I live in one of these buildings—a Concord Adex Tower designed by Architects Alliance. It’s detailed handsomely: the fixtures and fittings are clean and modern—down to the the Philippe Starck chairs by the pool. But at the main entrance to both towers, there are horrible pre-cast concrete benches in between the double sets of doors. The benches look as if they’re bought in bulk by municipal transport authorities—not typical fancy condo lobby fare. I always wondered how such an ugly thing could get there. Did the money run out? Was there a bench emergency, and the concrete thing was like a spare tire that was just being used until the REAL bench got fixed.

One night I was dining with some executives of the development company, and asked how the bench fit into the otherwise aesthetic plan of the place.

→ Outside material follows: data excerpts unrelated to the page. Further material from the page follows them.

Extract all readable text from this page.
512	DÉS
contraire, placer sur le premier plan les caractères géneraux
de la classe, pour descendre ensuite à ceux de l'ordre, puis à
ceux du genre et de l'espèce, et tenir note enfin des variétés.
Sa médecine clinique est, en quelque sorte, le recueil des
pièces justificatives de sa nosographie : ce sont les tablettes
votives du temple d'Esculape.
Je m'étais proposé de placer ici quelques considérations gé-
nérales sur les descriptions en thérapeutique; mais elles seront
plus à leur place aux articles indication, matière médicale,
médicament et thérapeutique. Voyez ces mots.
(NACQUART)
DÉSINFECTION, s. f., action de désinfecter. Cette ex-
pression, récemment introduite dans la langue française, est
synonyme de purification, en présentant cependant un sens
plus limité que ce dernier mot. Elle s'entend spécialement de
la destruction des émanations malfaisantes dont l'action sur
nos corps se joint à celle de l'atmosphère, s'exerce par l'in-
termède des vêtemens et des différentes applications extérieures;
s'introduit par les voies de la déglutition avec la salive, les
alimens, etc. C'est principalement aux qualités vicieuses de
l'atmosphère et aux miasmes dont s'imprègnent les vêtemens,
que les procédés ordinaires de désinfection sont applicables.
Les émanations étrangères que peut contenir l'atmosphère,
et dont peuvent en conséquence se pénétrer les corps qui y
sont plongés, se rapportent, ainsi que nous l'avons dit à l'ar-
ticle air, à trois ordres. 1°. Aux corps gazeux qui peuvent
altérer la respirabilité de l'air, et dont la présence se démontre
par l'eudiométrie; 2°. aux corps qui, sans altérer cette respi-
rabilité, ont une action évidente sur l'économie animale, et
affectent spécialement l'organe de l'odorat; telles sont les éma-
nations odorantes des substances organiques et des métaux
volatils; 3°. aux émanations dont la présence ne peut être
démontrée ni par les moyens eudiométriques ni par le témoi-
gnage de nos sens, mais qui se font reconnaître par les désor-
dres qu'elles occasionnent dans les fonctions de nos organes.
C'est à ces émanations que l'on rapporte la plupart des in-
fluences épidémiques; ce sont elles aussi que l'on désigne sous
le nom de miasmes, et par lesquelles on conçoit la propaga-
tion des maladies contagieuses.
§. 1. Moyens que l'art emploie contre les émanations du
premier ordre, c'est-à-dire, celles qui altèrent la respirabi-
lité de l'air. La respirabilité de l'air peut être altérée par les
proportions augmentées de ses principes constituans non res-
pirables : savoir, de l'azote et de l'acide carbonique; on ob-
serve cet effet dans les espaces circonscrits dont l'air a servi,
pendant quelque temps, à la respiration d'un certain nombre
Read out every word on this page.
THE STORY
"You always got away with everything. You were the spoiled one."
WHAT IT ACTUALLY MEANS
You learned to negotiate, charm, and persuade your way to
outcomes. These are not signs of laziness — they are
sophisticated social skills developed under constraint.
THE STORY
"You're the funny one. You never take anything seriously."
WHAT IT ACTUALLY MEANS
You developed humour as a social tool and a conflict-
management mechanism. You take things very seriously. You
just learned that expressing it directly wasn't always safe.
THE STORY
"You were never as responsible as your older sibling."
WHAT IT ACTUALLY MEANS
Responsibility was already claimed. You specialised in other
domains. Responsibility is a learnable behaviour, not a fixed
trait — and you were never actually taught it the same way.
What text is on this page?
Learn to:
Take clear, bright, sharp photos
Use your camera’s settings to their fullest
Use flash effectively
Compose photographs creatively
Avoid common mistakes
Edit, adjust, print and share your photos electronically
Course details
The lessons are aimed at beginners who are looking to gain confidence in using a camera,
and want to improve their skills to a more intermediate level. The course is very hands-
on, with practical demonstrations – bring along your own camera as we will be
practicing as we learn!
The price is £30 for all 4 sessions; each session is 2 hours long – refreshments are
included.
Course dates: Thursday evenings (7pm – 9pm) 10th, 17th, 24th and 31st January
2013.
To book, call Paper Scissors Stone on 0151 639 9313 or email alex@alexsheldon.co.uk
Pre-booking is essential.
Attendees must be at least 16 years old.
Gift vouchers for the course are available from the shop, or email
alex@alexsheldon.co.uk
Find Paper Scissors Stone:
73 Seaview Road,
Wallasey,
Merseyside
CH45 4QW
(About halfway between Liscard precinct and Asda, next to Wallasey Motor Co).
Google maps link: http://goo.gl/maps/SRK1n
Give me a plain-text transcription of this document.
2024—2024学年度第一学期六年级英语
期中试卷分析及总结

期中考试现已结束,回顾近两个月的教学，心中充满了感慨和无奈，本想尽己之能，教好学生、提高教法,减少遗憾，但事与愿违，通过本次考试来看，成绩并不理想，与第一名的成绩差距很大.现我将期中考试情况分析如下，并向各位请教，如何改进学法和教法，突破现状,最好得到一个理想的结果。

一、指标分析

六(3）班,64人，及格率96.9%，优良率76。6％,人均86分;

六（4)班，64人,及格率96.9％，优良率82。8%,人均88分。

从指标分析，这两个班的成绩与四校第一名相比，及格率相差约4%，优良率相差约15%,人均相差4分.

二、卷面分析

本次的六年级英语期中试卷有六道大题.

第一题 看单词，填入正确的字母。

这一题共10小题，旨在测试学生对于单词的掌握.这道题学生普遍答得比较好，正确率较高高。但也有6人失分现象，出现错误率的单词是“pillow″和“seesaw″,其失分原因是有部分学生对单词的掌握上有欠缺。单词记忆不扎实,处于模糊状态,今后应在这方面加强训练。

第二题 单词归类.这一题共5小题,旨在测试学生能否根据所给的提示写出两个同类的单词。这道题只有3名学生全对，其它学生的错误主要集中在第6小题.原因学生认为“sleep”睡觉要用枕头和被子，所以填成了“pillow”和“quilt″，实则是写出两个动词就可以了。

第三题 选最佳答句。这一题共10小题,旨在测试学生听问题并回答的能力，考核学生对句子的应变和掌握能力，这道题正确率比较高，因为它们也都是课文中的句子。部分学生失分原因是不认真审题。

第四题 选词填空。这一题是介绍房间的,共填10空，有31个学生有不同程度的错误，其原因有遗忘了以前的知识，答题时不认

They moaned and rolled their eyes and explained: as soon as the developers handed over the building to the condo corporation, the corporation put in the benches. Horrified by the aesthetic crime (at least a misdemeanor), the developer asked for the benches to be removed. No go. They offered to replace the benches by something that actually involved a furniture designer, but the resident-owners have refused to budge. The source of this obstinacy is hard to pinpoint (I’ve NEVER seen anyone sit or place parcels on the benches). What’s more, the hundreds of other people who were seduced by the well-designed sales centre and lobby renderings, are not fighting to have this blight removed at the ceremonial entrance to their homes. You’d think it would rankle them as it rankles me. But then, when you go into many of these apartments, you see floral wallpaper borders and pine country chairs. Recognizing this disconnect between what consumers buy and their own ability to decorate space, the Glas Tower started offering furnished flats, but it turns out most buyers want to put in their own things. Even if they are ugly.